E’ considerata da sempre la “madre” di tutte le competizioni di corsa, la più simbolica, nonchè la più difficile, ma anche la più antica. La maratona è la gara di corsa per eccellenza, la cui nascita risale a più di un secolo fa.
Le origini
La maratona è stata introdotta nel programma delle olimpiadi moderne già dalla prima edizione del 1896. De Coubertin, padre fondatore dei moderni giochi olimpici, approva l’idea della maratona, per il suo valore simbolico. Essa rappresentava infatti l’impresa di Filippide, che nel 490 a.C. corse da Maratona ad Atene per annunciare la vittoria sull’impero persiano. La distanza da percorrere subisce diverse modifiche nei primi anni: inizialmente la distanza da coprire era di 40 km, ma in seguito viene standardizzata a 42,195 km dalla federazione internazionale di atletica leggera nel 1921 e introdotta ufficialmente poi dalle olimpiadi francesi del 1924.

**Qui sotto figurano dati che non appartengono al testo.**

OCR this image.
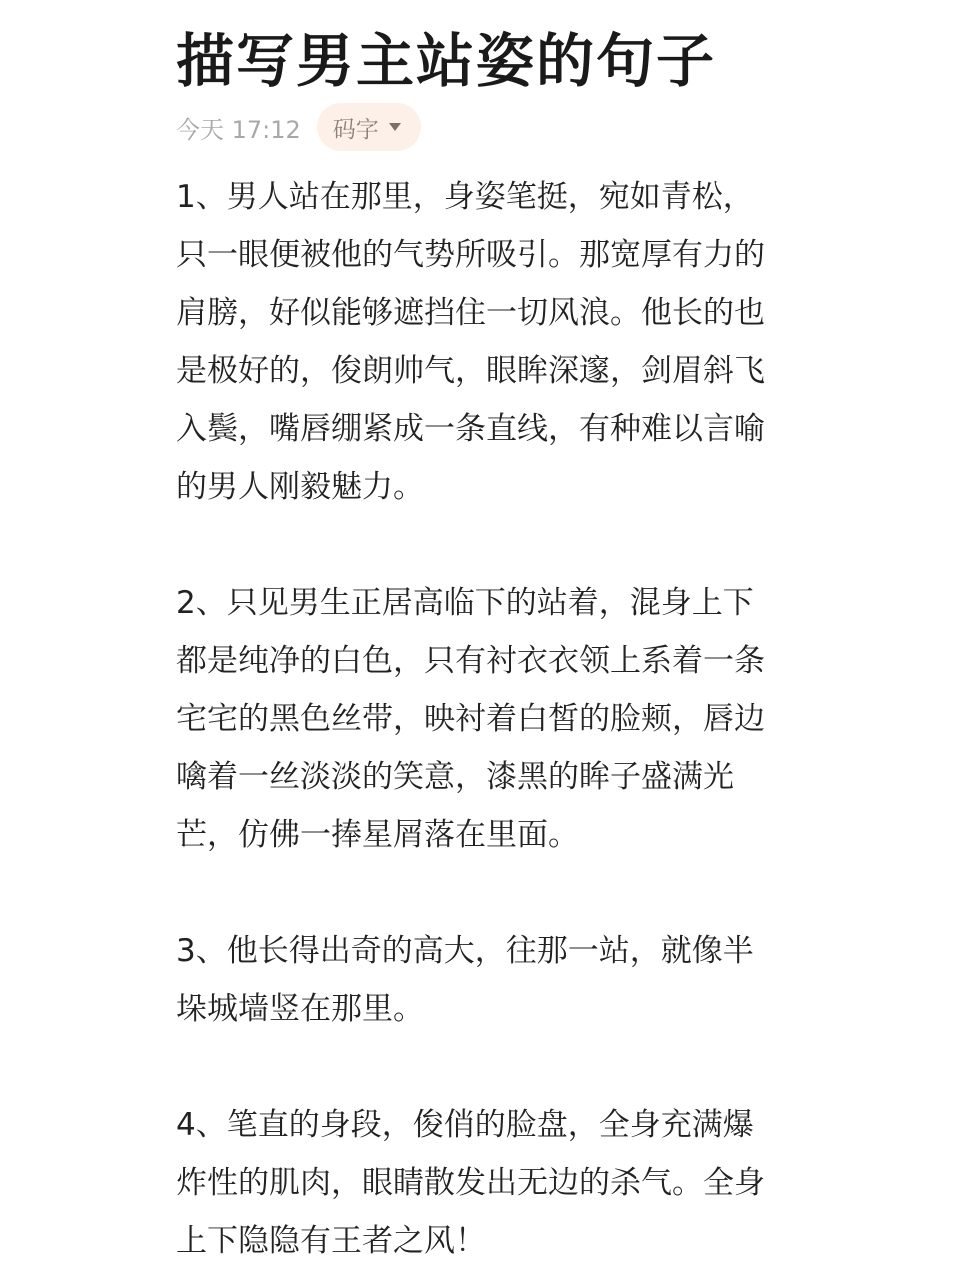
描写男主站姿的句子
今天 17:12 码字
1、男人站在那里，身姿笔挺，宛如青松，
只一眼便被他的气势所吸引。那宽厚有力的
肩膀，好似能够遮挡住一切风浪。他长的也
是极好的，俊朗帅气，眼眸深邃，剑眉斜飞
入鬓，嘴唇绷紧成一条直线，有种难以言喻
的男人刚毅魅力。
2、只见男生正居高临下的站着，混身上下
都是纯净的白色，只有衬衣衣领上系着一条
宅宅的黑色丝带，映衬着白皙的脸颊，唇边
噙着一丝淡淡的笑意，漆黑的眸子盛满光
芒，仿佛一捧星屑落在里面。
3、他长得出奇的高大，往那一站，就像半
垛城墙竖在那里。
4、笔直的身段，俊俏的脸盘，全身充满爆
炸性的肌肉，眼睛散发出无边的杀气。全身
上下隐隐有王者之风！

Le caratteristiche della gara
“La maratona si corre 30 km con le gambe, 10 con la testa, 2 con il cuore. E gli ultimi 195 metri con le lacrime agli occhi”. Basterebbe la definizione di Andrea Capobianco per capire quanto difficile sia questa corsa. Diversi allenatori ed atleti individuano un punto chiave all’interno del percorso: il chilometro 32. Viene definito come “il muro”, e rappresenta il limite fisiologico e biologico entro il quale si esaurisce la massima quantità di glicogeno che un atleta può avere a disposizione nel proprio fisico prima dell’inizio di una competizione. In questo tipo di competizione il glicogeno è il principale substrato che i muscoli utilizzano per produrre ATP ed è facilmente reperibile dall’organismo ma è in quantità limitata. Per superare questo “limite” di 32° km, gli allenatori tendono ad ottimizzare l’impiego del glicogeno e quello dei lipidi (disponibili in maggiori quantità ma di più difficile reperibilità). Questo tipo di allenamento è importante per evitare che l’organismo utilizzi tutto il glicogeno disponibile nei primi 32 chilometri, preservandone delle quantità per gli ultimi chilometri della gara.
La preparazione
L’allenamento in preparazione di questa gara è molto lungo (circa 5-6 mesi), poichè richiede un grandissimo sforzo fisico e i dolori post-gara possono protrarsi fino ad una settimana. L’allenamento più utilizzato è quello della corsa su lunghe distanze, partendo da tragitti relativamente brevi per arrivare ai 35-40 km percorsi in un’unica seduta. Solitamente l’aumento di distanza si compie quando l’atleta riesce a percorrere la distanza prevista con una buona autonomia; allungare il percorso quando il maratoneta non è ancora in grado di correre ottimamente la distanza precedente può invece portare a tempi di recupero più lunghi, che influenzerebbero l’intero percorso di preparazione alla competizione. Nelle settimane precedenti la competizione, poichè gran parte del lavoro di adattamento alla distanza da percorrere è stato svolto, si diminuiscono i carichi di lavoro e si aumentano i giorni di riposo, per consentire all’atleta di arrivare in condizioni ottimali alla gara.
I grandi maratoneti
Nel corso della storia, sono stati diversi i grandi interpreti di questa disciplina. Il primo da citare è senza dubbio Abele Bikila. Atleta etiope degli anni ’60, Bikila è stato il primo grande maratoneta a far parlare di sè grazie alle due medaglie olimpiche, una a Roma 1960, dove vinse la gara di maratona correndo senza scarpe per scelta tecnica, e l’altra quattro anni dopo, nel 1964, ai giochi olimpici di Tokyo. Guardando all’Italia, non si può non menzionare Stefano Baldini e la sua storica medaglia d’oro ad Atene 2004. In questa edizione, il maratoneta italiano recuperò negli ultimi dieci chilometri il distacco che Vanderlei de Lima aveva accumulato in tutta la gara, ed ottenne un successo storico per l’atletica italiana.